Тётушка оказалась не так больна, как расписывал мне брат. Она по-прежнему занималась хозяйством, хлопотала по дому и, справившись со своими делами, ещё успевала помочь детям. Но она очень сильно постарела, похудела и сгорбилась, лицо стало совсем маленьким, с кулачок, волосы побелели.

Старики упрямы, как дети: когда я, посидев у неё около двух часов, сказал, что мне пора возвращаться в Стамбул, тётушка возмутилась:

— Хоть на одну ночь останься у нас! А то умру — и ты будешь виноват, — со слезами в голосе настаивала она.

Бедняжка! Если бы она знала, почему я стеснялся остаться, наверное, не стала бы меня так упрашивать. Не желая огорчать дорогую тётушку, я вынужден был скрепя сердце согласиться.

* * *

Ночью, когда все в доме уснули, тётушка Фахрие зашла ко мне в комнату. Я хотел было закрыть окно, но она меня удержала, поплотнее закутавшись в шаль, села в кресло. Мы говорили только о прошлом. Я чувствовал, что она хочет ещё что-то сказать, но не знает, с чего начать.

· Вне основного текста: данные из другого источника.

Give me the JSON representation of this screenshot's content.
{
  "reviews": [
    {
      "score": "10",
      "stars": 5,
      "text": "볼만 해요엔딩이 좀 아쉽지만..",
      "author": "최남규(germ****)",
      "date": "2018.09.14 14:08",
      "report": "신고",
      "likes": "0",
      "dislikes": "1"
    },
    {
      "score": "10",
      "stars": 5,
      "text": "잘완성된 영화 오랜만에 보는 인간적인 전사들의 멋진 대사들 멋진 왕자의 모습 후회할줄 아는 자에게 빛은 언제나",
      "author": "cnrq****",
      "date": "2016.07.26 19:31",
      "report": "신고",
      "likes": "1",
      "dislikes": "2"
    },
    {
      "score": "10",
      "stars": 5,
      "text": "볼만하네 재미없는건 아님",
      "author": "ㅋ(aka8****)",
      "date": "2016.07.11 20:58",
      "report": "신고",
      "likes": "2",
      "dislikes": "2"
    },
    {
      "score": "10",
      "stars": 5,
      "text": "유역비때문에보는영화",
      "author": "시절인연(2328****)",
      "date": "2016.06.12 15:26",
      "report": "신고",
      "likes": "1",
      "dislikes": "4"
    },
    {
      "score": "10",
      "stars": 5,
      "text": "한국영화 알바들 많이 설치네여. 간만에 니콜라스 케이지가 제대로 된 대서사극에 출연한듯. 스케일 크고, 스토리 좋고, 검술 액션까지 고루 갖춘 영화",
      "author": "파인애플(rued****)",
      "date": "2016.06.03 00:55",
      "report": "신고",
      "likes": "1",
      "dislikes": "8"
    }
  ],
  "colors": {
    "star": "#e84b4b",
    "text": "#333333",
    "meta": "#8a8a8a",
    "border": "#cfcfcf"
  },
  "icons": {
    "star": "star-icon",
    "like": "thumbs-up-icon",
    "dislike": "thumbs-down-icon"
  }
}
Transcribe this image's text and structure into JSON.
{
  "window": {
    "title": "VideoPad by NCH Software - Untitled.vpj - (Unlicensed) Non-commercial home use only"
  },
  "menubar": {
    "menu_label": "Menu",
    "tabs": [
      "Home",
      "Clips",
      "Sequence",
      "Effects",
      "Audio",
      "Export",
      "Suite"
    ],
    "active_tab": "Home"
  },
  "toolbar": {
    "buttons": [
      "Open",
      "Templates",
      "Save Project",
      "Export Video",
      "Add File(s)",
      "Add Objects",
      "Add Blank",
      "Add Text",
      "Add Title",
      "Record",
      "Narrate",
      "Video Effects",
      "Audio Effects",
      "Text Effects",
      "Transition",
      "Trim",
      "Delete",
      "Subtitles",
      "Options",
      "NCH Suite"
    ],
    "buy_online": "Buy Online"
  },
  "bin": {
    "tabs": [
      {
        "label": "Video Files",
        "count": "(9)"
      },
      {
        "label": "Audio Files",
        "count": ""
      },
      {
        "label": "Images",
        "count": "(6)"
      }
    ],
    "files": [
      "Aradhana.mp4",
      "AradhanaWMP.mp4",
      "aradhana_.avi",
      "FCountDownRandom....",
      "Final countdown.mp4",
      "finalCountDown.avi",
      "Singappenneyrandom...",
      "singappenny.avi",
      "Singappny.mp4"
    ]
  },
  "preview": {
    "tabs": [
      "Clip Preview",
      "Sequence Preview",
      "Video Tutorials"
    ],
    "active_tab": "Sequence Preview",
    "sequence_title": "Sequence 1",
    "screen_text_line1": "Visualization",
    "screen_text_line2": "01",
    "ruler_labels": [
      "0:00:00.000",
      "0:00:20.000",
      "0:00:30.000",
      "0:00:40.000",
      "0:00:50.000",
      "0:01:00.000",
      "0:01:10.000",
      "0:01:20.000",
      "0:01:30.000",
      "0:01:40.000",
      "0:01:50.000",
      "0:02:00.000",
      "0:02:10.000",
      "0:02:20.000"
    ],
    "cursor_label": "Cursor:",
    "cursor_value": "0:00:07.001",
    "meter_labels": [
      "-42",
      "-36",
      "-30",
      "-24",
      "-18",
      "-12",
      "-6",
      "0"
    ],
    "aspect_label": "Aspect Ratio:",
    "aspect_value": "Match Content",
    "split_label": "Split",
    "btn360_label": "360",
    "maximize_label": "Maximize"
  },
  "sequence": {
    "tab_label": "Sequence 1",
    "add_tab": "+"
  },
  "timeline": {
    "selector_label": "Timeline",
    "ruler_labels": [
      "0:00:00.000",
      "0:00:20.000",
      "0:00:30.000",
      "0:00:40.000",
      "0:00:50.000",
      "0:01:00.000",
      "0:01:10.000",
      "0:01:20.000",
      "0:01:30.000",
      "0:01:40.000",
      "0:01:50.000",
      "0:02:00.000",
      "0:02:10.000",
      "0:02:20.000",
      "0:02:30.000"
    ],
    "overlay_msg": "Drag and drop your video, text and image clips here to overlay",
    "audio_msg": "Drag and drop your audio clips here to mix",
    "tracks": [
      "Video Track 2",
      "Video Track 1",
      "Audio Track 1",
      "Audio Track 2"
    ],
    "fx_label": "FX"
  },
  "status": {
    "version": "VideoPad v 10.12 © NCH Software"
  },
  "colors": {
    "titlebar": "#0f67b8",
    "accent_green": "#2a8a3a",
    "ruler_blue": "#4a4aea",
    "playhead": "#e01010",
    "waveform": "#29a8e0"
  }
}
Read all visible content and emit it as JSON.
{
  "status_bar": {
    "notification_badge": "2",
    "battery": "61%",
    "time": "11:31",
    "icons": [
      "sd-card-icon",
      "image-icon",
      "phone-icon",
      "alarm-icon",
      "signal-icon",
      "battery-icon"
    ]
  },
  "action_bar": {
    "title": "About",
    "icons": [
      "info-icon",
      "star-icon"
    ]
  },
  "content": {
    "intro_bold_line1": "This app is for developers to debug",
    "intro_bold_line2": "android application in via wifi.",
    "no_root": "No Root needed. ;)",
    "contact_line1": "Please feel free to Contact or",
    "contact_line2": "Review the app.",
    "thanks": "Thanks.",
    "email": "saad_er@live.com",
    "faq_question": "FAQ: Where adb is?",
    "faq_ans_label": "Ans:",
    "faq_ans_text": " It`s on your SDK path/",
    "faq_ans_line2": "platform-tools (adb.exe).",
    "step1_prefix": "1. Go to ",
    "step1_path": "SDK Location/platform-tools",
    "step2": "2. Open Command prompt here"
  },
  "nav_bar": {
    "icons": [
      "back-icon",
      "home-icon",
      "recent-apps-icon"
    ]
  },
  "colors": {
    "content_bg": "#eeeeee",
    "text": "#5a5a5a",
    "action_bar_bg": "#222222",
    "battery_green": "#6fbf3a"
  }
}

— Иффет, тебе, может быть, известно, что я совсем не богата и у меня ничего больше почти не осталось. Была в Ускюдаре небольшая лавчонка — сгорела, а несколько месяцев назад мы продали и участок. Я получила четыреста лир, триста отдала детям, ну и осталось всего сто. Боюсь, что и эти деньги теперь уплывут. Знаешь, человек не может спокойно умереть, если на похороны у него ничего не осталось. Вот я и думаю, не положить ли эту сотню в банк?

— По-моему, правильно сделаешь, тётушка.

— Так-то оно так, но я сама в Стамбул поехать не могу. Видишь, какая я стала. Кто же положит?

Я промолчал.

— Если я тебя попрошу об этом, Иффет, хорошо?

— А может, лучше поручить это Ибрагим-бею или вашему зятю?

— Можно, конечно, — сказала она после некоторого колебания. — Но, пожалуй, лучше, если они не будут знать об этих деньгах. Как приспичит им, станут клянчить. Ну, а я — отказывать не умею.

Я опять промолчал.

— А потом, знаешь, Иффет, скажу тебе откровенно, я им не доверяю. Более надежного человека, чем ты, у меня нет.

Я почувствовал, как к глазам подступили слёзы. Чтобы их скрыть, я рассмеялся деревянным, неестественным смехом.